'There is likely to be some pain': Citi’s Corbat on nonbank lending
Citigroup CEO Michael Corbat on Wednesday added to the chorus of bankers warning about looming credit risks in the nonbank sector.
Speaking at an event in New York, Corbat said that U.S. companies are mostly in good financial shape, thanks in large part to the corporate tax cuts, which left them flush with cash and in a better position to pay off debt. Still, hedge funds and other nonbank firms have recently increased lending to risky companies — and they could be hurt by problem loans if the economy takes a turn for the worse.
“You’ve seen more leverage going into the nonbank sector around leveraged transactions,” Corbat said, speaking at a luncheon in Midtown sponsored by the Economic Club of New York. “There’s likely to be some pain — a lot of that sits in hedge funds, a lot of that sits in mutual funds, and they are willing to lend in different ways than we are today.”
Asked whether the Federal Reserve should intervene and regulate nonbank lenders, Corbat — a member of the Federal Reserve’s advisory council — said the central bank is “keeping a close eye” on the sector.
“While the percentage of nonbank lending has continued to grow, as we look across the system, we wouldn’t describe it as being overly systemic at this time,” Corbat said, noting that 80% of auto loans and 50% of mortgages are originated outside of the regulated banking industry.
"As that continues to grow, we need to keep an eye on it," Corbat said.
During the wide-ranging Q&A, Corbat addressed a number of macro issues facing the U.S. economy, including the decline in oil prices and the likelihood of a recession in the years ahead. Pointing to the low unemployment rate, Corbat said that consumers are in a good spot financially, and that the economy is in good shape overall.
But, he said, if there's one issue that concerns Citi in the years ahead, it’s the ability for governments, particularly those in “developed markets,” to finance their soaring debt loads.
“We don’t see that in , but we also look at trying to figure out how the cycle changes or comes to an end, and our own prognostication is that it won’t be economic, “Corbat said. “It will largely be confidence driven, and it will be likely driven by a disruption in confidence around governments’ abilities to finance themselves in a reasonable way in the future."
Corbat also fielded questions about Amazon's decision to add a regional headquarters in Long Island City, Queens. In conjunction with that announcement, Citi said it would accelerate its plans to move employees out of an office tower in the neighborhood to make room for Amazon employees.
Corbat said a big reason the Seattle-based online retailer is adding jobs in New York is that young professionals simply prefer to live in urban areas.
“It says something that we all know — that, in particular, young people want to be in cities,” he said.

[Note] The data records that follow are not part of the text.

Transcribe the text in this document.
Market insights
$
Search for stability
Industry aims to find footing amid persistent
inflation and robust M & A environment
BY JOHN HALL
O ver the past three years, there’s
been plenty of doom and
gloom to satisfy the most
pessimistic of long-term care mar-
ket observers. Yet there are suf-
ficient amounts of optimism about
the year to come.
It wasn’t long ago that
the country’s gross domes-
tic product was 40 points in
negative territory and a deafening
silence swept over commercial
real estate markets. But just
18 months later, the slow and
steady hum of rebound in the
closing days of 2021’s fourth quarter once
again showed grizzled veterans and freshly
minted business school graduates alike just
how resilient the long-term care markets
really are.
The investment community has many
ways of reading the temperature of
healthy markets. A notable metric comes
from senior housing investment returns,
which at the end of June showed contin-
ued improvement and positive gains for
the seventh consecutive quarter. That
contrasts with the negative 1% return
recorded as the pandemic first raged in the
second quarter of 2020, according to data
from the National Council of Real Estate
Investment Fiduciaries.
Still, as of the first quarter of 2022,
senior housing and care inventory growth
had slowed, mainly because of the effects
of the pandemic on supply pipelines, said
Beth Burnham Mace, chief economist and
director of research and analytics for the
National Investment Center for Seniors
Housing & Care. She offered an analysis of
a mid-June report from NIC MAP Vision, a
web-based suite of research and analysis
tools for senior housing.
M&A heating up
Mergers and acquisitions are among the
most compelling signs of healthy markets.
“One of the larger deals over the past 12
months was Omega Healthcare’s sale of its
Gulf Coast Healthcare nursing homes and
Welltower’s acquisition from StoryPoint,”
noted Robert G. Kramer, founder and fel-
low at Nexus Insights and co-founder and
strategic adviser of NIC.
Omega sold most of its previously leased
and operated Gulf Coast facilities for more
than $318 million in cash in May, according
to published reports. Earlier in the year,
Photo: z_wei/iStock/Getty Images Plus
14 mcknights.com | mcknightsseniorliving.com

Additionally, Corbat addressed Citi’s decision earlier this year to scale back its work with gun sellers. The company said in March that its corporate customers must conduct background checks gun buyers, and also restrict the sale of bump stocks and firearms sales to people under 21 years old.
Corbat — who described himself as a gun owner and a hunter — said recent mass shootings have had a direct impact on Citi employees.
“A lot of what pushed us there is in almost every event … we had a Citi employee or Citi family member directly affected,“ Corbat said.
Corbat also acknowledged that Citi received pushback about its firearms policy.
“I would say we got the response that we largely expected,” he said.